If an aggrieved party feels income was wrongly imputed, they can take timely steps to correct the original determination. They can appeal. They can bring a motion to set aside the order based on mistake or misrepresentation.
But if a payor proceeds by way of motion to change, they must face the presumption that the original order was correct -- and the original imputation of income was correct. If they want to rely on their declared income, they must establish why this time their representations should be accepted by the court.
[52] In this case, Ms Tsagaris, for the City of Toronto, reasonably conceded that it is unlikely that the father earned $104,000.00 at the time that the 2012 Order was made given the method of calculation. Further, according to the mother's CRA guidelines and the current CRA guidelines, the highest hourly rate for a drywalller is $34.00 per hour. Further the father is not licensed, registered, or a member of a union, although that may be his own choice.

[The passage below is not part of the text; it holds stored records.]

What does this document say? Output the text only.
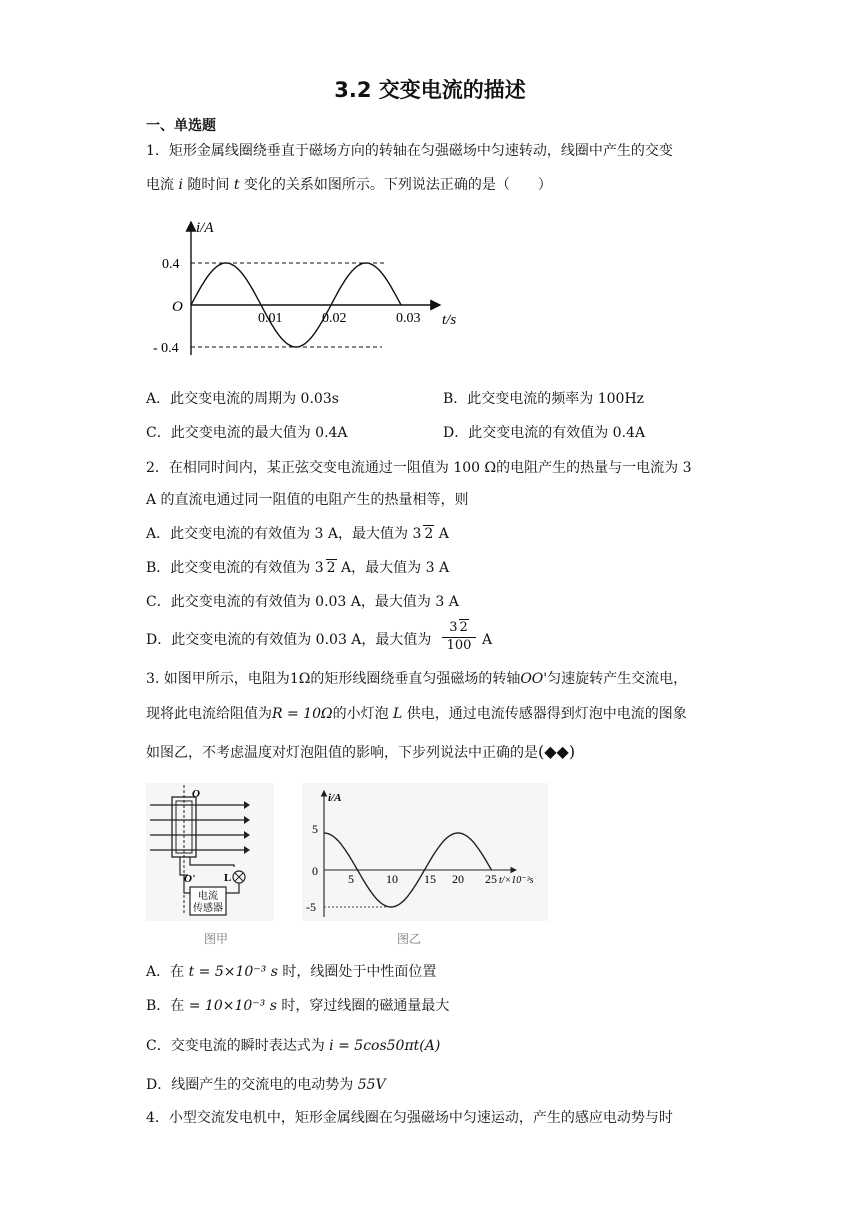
3.2 交变电流的描述
一、单选题
1．矩形金属线圈绕垂直于磁场方向的转轴在匀强磁场中匀速转动，线圈中产生的交变
电流 i 随时间 t 变化的关系如图所示。下列说法正确的是（　　）
i/A
0.4
O
- 0.4
0.01	0.02	0.03 t/s
A．此交变电流的周期为 0.03s	B．此交变电流的频率为 100Hz
C．此交变电流的最大值为 0.4A	D．此交变电流的有效值为 0.4A
2．在相同时间内，某正弦交变电流通过一阻值为 100 Ω的电阻产生的热量与一电流为 3
A 的直流电通过同一阻值的电阻产生的热量相等，则
A．此交变电流的有效值为 3 A，最大值为 3 2 A
B．此交变电流的有效值为 3 2 A，最大值为 3 A
C．此交变电流的有效值为 0.03 A，最大值为 3 A
D．此交变电流的有效值为 0.03 A，最大值为
3 2
100 A
3. 如图甲所示，电阻为1Ω的矩形线圈绕垂直匀强磁场的转轴OO'匀速旋转产生交流电，
现将此电流给阻值为R = 10Ω的小灯泡 L 供电，通过电流传感器得到灯泡中电流的图象
如图乙，不考虑温度对灯泡阻值的影响，下步列说法中正确的是(◆◆)
O
O'	L
电流
传感器
图甲
i/A
5
0
-5
5	10 15 20 25 t/×10⁻³s
图乙
A．在 t = 5×10⁻³ s 时，线圈处于中性面位置
B．在 = 10×10⁻³ s 时，穿过线圈的磁通量最大
C．交变电流的瞬时表达式为 i = 5cos50πt(A)
D．线圈产生的交流电的电动势为 55V
4．小型交流发电机中，矩形金属线圈在匀强磁场中匀速运动，产生的感应电动势与时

[53] Further, since the Final 2012 Order, the father has had a third child and there is some evidence that he was not working for several months while he was without a license, triggering a change in his financial circumstances. We also have some evidence of more accurate or current income from the father's current employer. These changes in circumstances may warrant a review of the existing order, in accordance section 37(2.1) of the Family Law Act.
[54] The court has the discretion under section 37(2.1)(a) of the Family Law Act to retroactively recalculate support based on the correct income information (as opposed to imputed income), once it has found that there has been a change in circumstances. Trembley v. Daley, 2012 ONCA 780. This is permitted by s. 37(2.1) of the Family Law Act.
[55] In my view, given the credibility issues with some of the father's evidence, the father's motion to change could be resolved in a focused hearing with limited viva vice evidence of no more than 45 minutes for each party. However, before proceeding directly to a focused hearing, there will be a combined settlement conference/trial management conference before me as soon as possible with a view to settle this case.
Conclusion
[56] For the reasons set out above, the court makes the following order:
The mother's motion to strike the father's pleadings is dismissed;
The trial coordinator will contact the parties to schedule a settlement conference/trial management conference immediately with a view to settlement. In the event that the matter does not settle, then the father's motion to change will move to an immediate focused hearing.
[57] There shall be no order as to costs, which are reserved to the final resolution given the father's significant arrears of child support.